Para ela os Estados-nações “foram construídos para promover os interesses dos poderosos, das elites. Desenvolveram programas antiéticos e com projetos contrários aos povos indígenas ou ao jeito que eles pretendem usar as terras que são suas por direito”. Victoria se mostrou contrária a forma como as reintegrações de posse ocorrem no Brasil. Durante a sua visita, duas foram despachadas pela Justiça Federal: uma, derrubada, contra o tekoha Taquara, no Mato Grosso do Sul, e outra contra a Terra Indígena Cumuruxatiba, do povo Pataxó, no extremo sul baiano, que pode ser executada a qualquer momento.
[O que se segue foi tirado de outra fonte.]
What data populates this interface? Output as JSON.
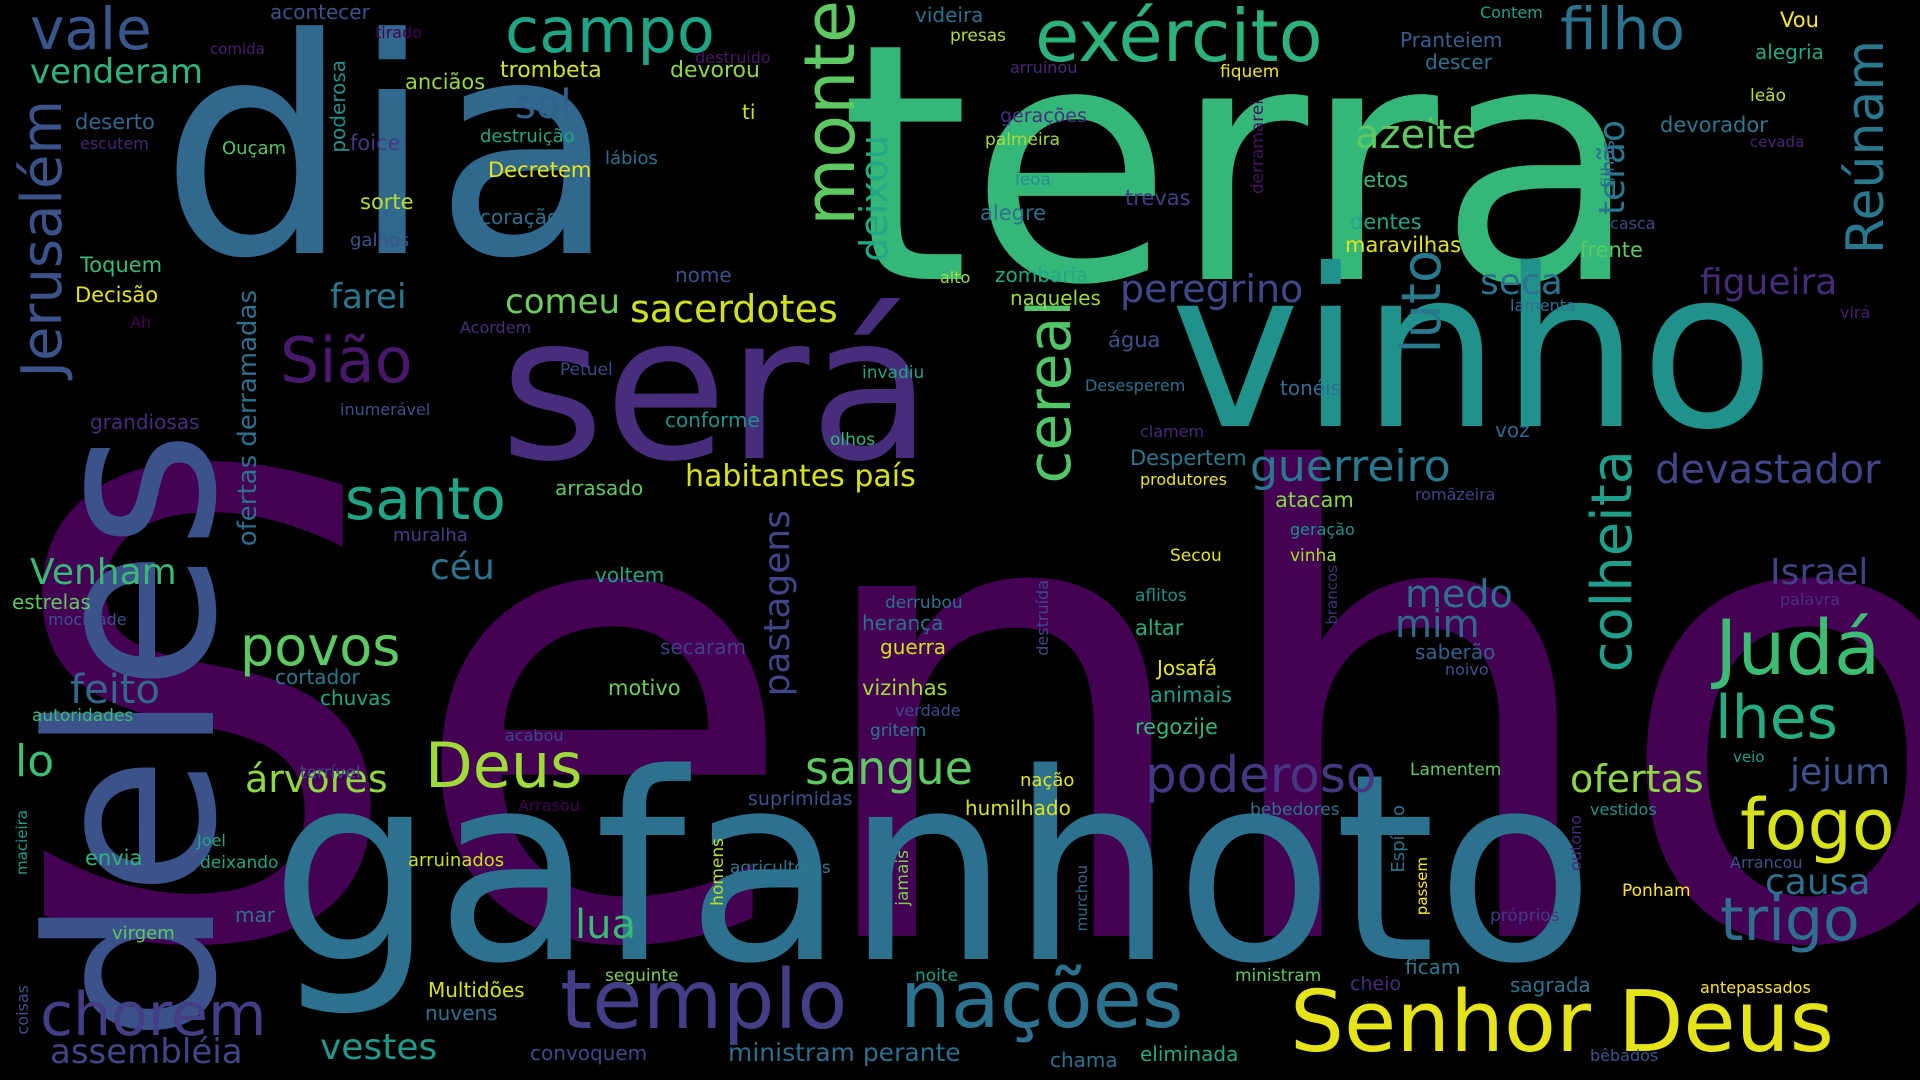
{
  "background": "#000000",
  "palette": {
    "purple": "#440154",
    "indigo": "#472d7b",
    "violet": "#3b528b",
    "blue": "#2c728e",
    "teal": "#21918c",
    "green_teal": "#28ae80",
    "green": "#5ec962",
    "lime": "#addc30",
    "yellow": "#fde725"
  },
  "words": [
    {
      "text": "Senhor",
      "color": "#440154"
    },
    {
      "text": "terra",
      "color": "#35b779"
    },
    {
      "text": "dia",
      "color": "#31688e"
    },
    {
      "text": "gafanhoto",
      "color": "#2c728e"
    },
    {
      "text": "vinho",
      "color": "#21918c"
    },
    {
      "text": "será",
      "color": "#472d7b"
    },
    {
      "text": "deles",
      "color": "#3b528b"
    },
    {
      "text": "Senhor Deus",
      "color": "#e5e419"
    },
    {
      "text": "templo",
      "color": "#433e85"
    },
    {
      "text": "nações",
      "color": "#2c728e"
    },
    {
      "text": "exército",
      "color": "#2db27d"
    },
    {
      "text": "campo",
      "color": "#20a486"
    },
    {
      "text": "monte",
      "color": "#5ec962"
    },
    {
      "text": "filho",
      "color": "#2c728e"
    },
    {
      "text": "vale",
      "color": "#39568c"
    },
    {
      "text": "Jerusalém",
      "color": "#3b528b"
    },
    {
      "text": "Sião",
      "color": "#48186a"
    },
    {
      "text": "santo",
      "color": "#20a486"
    },
    {
      "text": "cereal",
      "color": "#52c569"
    },
    {
      "text": "luto",
      "color": "#2a788e"
    },
    {
      "text": "colheita",
      "color": "#1f9e89"
    },
    {
      "text": "Reúnam",
      "color": "#2a788e"
    },
    {
      "text": "Judá",
      "color": "#3dbc74"
    },
    {
      "text": "lhes",
      "color": "#25ac82"
    },
    {
      "text": "fogo",
      "color": "#d8e219"
    },
    {
      "text": "trigo",
      "color": "#2e6f8e"
    },
    {
      "text": "chorem",
      "color": "#433e85"
    },
    {
      "text": "Deus",
      "color": "#a0da39"
    },
    {
      "text": "poderoso",
      "color": "#453781"
    },
    {
      "text": "guerreiro",
      "color": "#2a788e"
    },
    {
      "text": "sangue",
      "color": "#5ec962"
    },
    {
      "text": "povos",
      "color": "#5ec962"
    },
    {
      "text": "azeite",
      "color": "#5ec962"
    },
    {
      "text": "peregrino",
      "color": "#3e4989"
    },
    {
      "text": "sacerdotes",
      "color": "#d0e11c"
    },
    {
      "text": "devastador",
      "color": "#404688"
    },
    {
      "text": "figueira",
      "color": "#472a7a"
    },
    {
      "text": "Israel",
      "color": "#424186"
    },
    {
      "text": "medo",
      "color": "#2e6e8e"
    },
    {
      "text": "mim",
      "color": "#31688e"
    },
    {
      "text": "ofertas",
      "color": "#8ed645"
    },
    {
      "text": "jejum",
      "color": "#3b528b"
    },
    {
      "text": "causa",
      "color": "#2d708e"
    },
    {
      "text": "farei",
      "color": "#2a788e"
    },
    {
      "text": "comeu",
      "color": "#6ccd5a"
    },
    {
      "text": "seca",
      "color": "#2c738e"
    },
    {
      "text": "Venham",
      "color": "#38b977"
    },
    {
      "text": "feito",
      "color": "#31688e"
    },
    {
      "text": "lo",
      "color": "#3dbc74"
    },
    {
      "text": "árvores",
      "color": "#90d743"
    },
    {
      "text": "sol",
      "color": "#33638d"
    },
    {
      "text": "céu",
      "color": "#2c738e"
    },
    {
      "text": "lua",
      "color": "#3aba76"
    },
    {
      "text": "deixou",
      "color": "#22a884"
    },
    {
      "text": "terão",
      "color": "#2a788e"
    },
    {
      "text": "pastagens",
      "color": "#414487"
    },
    {
      "text": "vestes",
      "color": "#1f9a8a"
    },
    {
      "text": "assembléia",
      "color": "#3f4788"
    },
    {
      "text": "venderam",
      "color": "#2fb47c"
    },
    {
      "text": "habitantes país",
      "color": "#d8e219"
    },
    {
      "text": "ofertas derramadas",
      "color": "#2d708e"
    },
    {
      "text": "acontecer",
      "color": "#3b528b"
    },
    {
      "text": "anciãos",
      "color": "#9bd93c"
    },
    {
      "text": "trombeta",
      "color": "#d2e21b"
    },
    {
      "text": "devorou",
      "color": "#8ed645"
    },
    {
      "text": "deserto",
      "color": "#31688e"
    },
    {
      "text": "poderosa",
      "color": "#21918c"
    },
    {
      "text": "foice",
      "color": "#443983"
    },
    {
      "text": "destruição",
      "color": "#22a884"
    },
    {
      "text": "lábios",
      "color": "#2c728e"
    },
    {
      "text": "Decretem",
      "color": "#e7e419"
    },
    {
      "text": "sorte",
      "color": "#b8de29"
    },
    {
      "text": "coração",
      "color": "#2d708e"
    },
    {
      "text": "galhos",
      "color": "#39568c"
    },
    {
      "text": "Toquem",
      "color": "#3aba76"
    },
    {
      "text": "Decisão",
      "color": "#e5e419"
    },
    {
      "text": "Ouçam",
      "color": "#50c46a"
    },
    {
      "text": "escutem",
      "color": "#482475"
    },
    {
      "text": "comida",
      "color": "#481f70"
    },
    {
      "text": "tirado",
      "color": "#440154"
    },
    {
      "text": "ti",
      "color": "#cde11d"
    },
    {
      "text": "destruído",
      "color": "#471365"
    },
    {
      "text": "videira",
      "color": "#2c728e"
    },
    {
      "text": "presas",
      "color": "#b5de2b"
    },
    {
      "text": "arruinou",
      "color": "#482878"
    },
    {
      "text": "Pranteiem",
      "color": "#35608d"
    },
    {
      "text": "descer",
      "color": "#2c728e"
    },
    {
      "text": "fiquem",
      "color": "#f1e51d"
    },
    {
      "text": "Contem",
      "color": "#1fa088"
    },
    {
      "text": "Vou",
      "color": "#fde725"
    },
    {
      "text": "alegria",
      "color": "#22a884"
    },
    {
      "text": "leão",
      "color": "#c0df25"
    },
    {
      "text": "cevada",
      "color": "#482878"
    },
    {
      "text": "devorador",
      "color": "#2a788e"
    },
    {
      "text": "gerações",
      "color": "#46307e"
    },
    {
      "text": "palmeira",
      "color": "#a5db36"
    },
    {
      "text": "derramarei",
      "color": "#471063"
    },
    {
      "text": "filhas",
      "color": "#31688e"
    },
    {
      "text": "leoa",
      "color": "#21918c"
    },
    {
      "text": "trevas",
      "color": "#433e85"
    },
    {
      "text": "alegre",
      "color": "#2c728e"
    },
    {
      "text": "netos",
      "color": "#35b779"
    },
    {
      "text": "dentes",
      "color": "#20a486"
    },
    {
      "text": "maravilhas",
      "color": "#e5e419"
    },
    {
      "text": "casca",
      "color": "#3e4a89"
    },
    {
      "text": "frente",
      "color": "#5ec962"
    },
    {
      "text": "alto",
      "color": "#a8db34"
    },
    {
      "text": "zombaria",
      "color": "#22a884"
    },
    {
      "text": "naqueles",
      "color": "#9dd93b"
    },
    {
      "text": "nome",
      "color": "#3b528b"
    },
    {
      "text": "lamenta",
      "color": "#2c728e"
    },
    {
      "text": "virá",
      "color": "#481f70"
    },
    {
      "text": "Ah",
      "color": "#440154"
    },
    {
      "text": "Acordem",
      "color": "#472d7b"
    },
    {
      "text": "Petuel",
      "color": "#3e4a89"
    },
    {
      "text": "invadiu",
      "color": "#20a486"
    },
    {
      "text": "água",
      "color": "#3b528b"
    },
    {
      "text": "Desesperem",
      "color": "#2c728e"
    },
    {
      "text": "tonéis",
      "color": "#2e6e8e"
    },
    {
      "text": "inumerável",
      "color": "#3b528b"
    },
    {
      "text": "grandiosas",
      "color": "#472d7b"
    },
    {
      "text": "conforme",
      "color": "#21918c"
    },
    {
      "text": "olhos",
      "color": "#35b779"
    },
    {
      "text": "clamem",
      "color": "#472a7a"
    },
    {
      "text": "voz",
      "color": "#31688e"
    },
    {
      "text": "Despertem",
      "color": "#2a788e"
    },
    {
      "text": "produtores",
      "color": "#f1e51d"
    },
    {
      "text": "atacam",
      "color": "#86d549"
    },
    {
      "text": "romãzeira",
      "color": "#414487"
    },
    {
      "text": "arrasado",
      "color": "#5ec962"
    },
    {
      "text": "muralha",
      "color": "#433e85"
    },
    {
      "text": "geração",
      "color": "#21918c"
    },
    {
      "text": "Secou",
      "color": "#e5e419"
    },
    {
      "text": "vinha",
      "color": "#aadc32"
    },
    {
      "text": "brancos",
      "color": "#46307e"
    },
    {
      "text": "palavra",
      "color": "#46327e"
    },
    {
      "text": "estrelas",
      "color": "#5ec962"
    },
    {
      "text": "mocidade",
      "color": "#3b528b"
    },
    {
      "text": "voltem",
      "color": "#20a486"
    },
    {
      "text": "derrubou",
      "color": "#2c728e"
    },
    {
      "text": "destruída",
      "color": "#3e4989"
    },
    {
      "text": "aflitos",
      "color": "#21918c"
    },
    {
      "text": "herança",
      "color": "#2c728e"
    },
    {
      "text": "secaram",
      "color": "#424186"
    },
    {
      "text": "guerra",
      "color": "#d2e21b"
    },
    {
      "text": "altar",
      "color": "#25ac82"
    },
    {
      "text": "saberão",
      "color": "#35608d"
    },
    {
      "text": "noivo",
      "color": "#3b528b"
    },
    {
      "text": "cortador",
      "color": "#2a788e"
    },
    {
      "text": "chuvas",
      "color": "#22a884"
    },
    {
      "text": "motivo",
      "color": "#6ccd5a"
    },
    {
      "text": "vizinhas",
      "color": "#a5db36"
    },
    {
      "text": "Josafá",
      "color": "#e7e419"
    },
    {
      "text": "animais",
      "color": "#1f9e89"
    },
    {
      "text": "verdade",
      "color": "#3e4a89"
    },
    {
      "text": "autoridades",
      "color": "#3aba76"
    },
    {
      "text": "acabou",
      "color": "#3e4989"
    },
    {
      "text": "gritem",
      "color": "#2a788e"
    },
    {
      "text": "regozije",
      "color": "#35b779"
    },
    {
      "text": "veio",
      "color": "#1f9e89"
    },
    {
      "text": "suprimidas",
      "color": "#3b528b"
    },
    {
      "text": "nação",
      "color": "#e5e419"
    },
    {
      "text": "Lamentem",
      "color": "#5ec962"
    },
    {
      "text": "terrível",
      "color": "#3e4989"
    },
    {
      "text": "Arrasou",
      "color": "#440154"
    },
    {
      "text": "humilhado",
      "color": "#d8e219"
    },
    {
      "text": "bebedores",
      "color": "#2c728e"
    },
    {
      "text": "vestidos",
      "color": "#21918c"
    },
    {
      "text": "envia",
      "color": "#2fb47c"
    },
    {
      "text": "Joel",
      "color": "#22a884"
    },
    {
      "text": "deixando",
      "color": "#20a486"
    },
    {
      "text": "arruinados",
      "color": "#c8e020"
    },
    {
      "text": "agricultores",
      "color": "#2a788e"
    },
    {
      "text": "Espírito",
      "color": "#2c728e"
    },
    {
      "text": "outono",
      "color": "#472a7a"
    },
    {
      "text": "Arrancou",
      "color": "#3b528b"
    },
    {
      "text": "macieira",
      "color": "#1f9e89"
    },
    {
      "text": "mar",
      "color": "#2c728e"
    },
    {
      "text": "homens",
      "color": "#b8de29"
    },
    {
      "text": "jamais",
      "color": "#7ad151"
    },
    {
      "text": "murchou",
      "color": "#31688e"
    },
    {
      "text": "passem",
      "color": "#fde725"
    },
    {
      "text": "Ponham",
      "color": "#fde725"
    },
    {
      "text": "próprios",
      "color": "#453882"
    },
    {
      "text": "virgem",
      "color": "#5ec962"
    },
    {
      "text": "coisas",
      "color": "#3b528b"
    },
    {
      "text": "Multidões",
      "color": "#d8e219"
    },
    {
      "text": "nuvens",
      "color": "#2c728e"
    },
    {
      "text": "seguinte",
      "color": "#7ad151"
    },
    {
      "text": "noite",
      "color": "#1f9e89"
    },
    {
      "text": "ministram",
      "color": "#5ec962"
    },
    {
      "text": "cheio",
      "color": "#472d7b"
    },
    {
      "text": "ficam",
      "color": "#2a788e"
    },
    {
      "text": "sagrada",
      "color": "#2c728e"
    },
    {
      "text": "antepassados",
      "color": "#fde725"
    },
    {
      "text": "convoquem",
      "color": "#3e4989"
    },
    {
      "text": "ministram perante",
      "color": "#2e6e8e"
    },
    {
      "text": "chama",
      "color": "#2c728e"
    },
    {
      "text": "eliminada",
      "color": "#22a884"
    },
    {
      "text": "bêbados",
      "color": "#39568c"
    }
  ]
}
“Vocês também têm o direito de protestar e agir quando eles estão tentando tomar as suas terras. Eu cumprimento vocês pelo esforço da luta de retomada de seus territórios. Eu acredito que para muitos povos indígenas as retomadas são uma forma de fazer valer os direitos, porque o Estado não tem feito”, declarou Victoria.
A relatora da ONU afirmou que abarcará em seu relatório questões envolvendo as precariedades na saúde, educação e assistência social. “Eu ouvi claramente a mensagem que compartilharam comigo. Para mim fica bem claro que os direitos civis, econômicos, políticos e territoriais estão sendo violados. Vocês têm o direito de ter uma educação relevante, um sistema de saúde relevante e apropriado, e é claro que vocês também têm o direito de serem donos e controlar as suas terras e os recursos naturais”, pontuou.
Visita da ONU
Antes da Bahia, a relatora esteve no Mato Grosso do Sul e em audiências com as comissões de Direitos Humanos da Câmara e Senado federais. No domingo, 13, Victoria partiu para o Pará onde visitará a região de Altamira para conversar com os povos indígenas afetados pela Usina Hidrelétrica de Belo Monte.
Na próxima quinta-feira, dia 17, a relatora da ONU concederá uma entrevista coletiva onde pretende relatar aos jornalistas o que viu e ouviu durante as visitas, além de entregar ao governo brasileiro uma versão resumida do relatório, que deverá ter sua versão aprofundada finalizada em setembro. “É preciso que a imprensa passe a falar sobre a verdade do que vem acontecendo no Brasil com os povos indígenas. Por isso a coletiva”, explicou Victoria Tauli-Corpuz.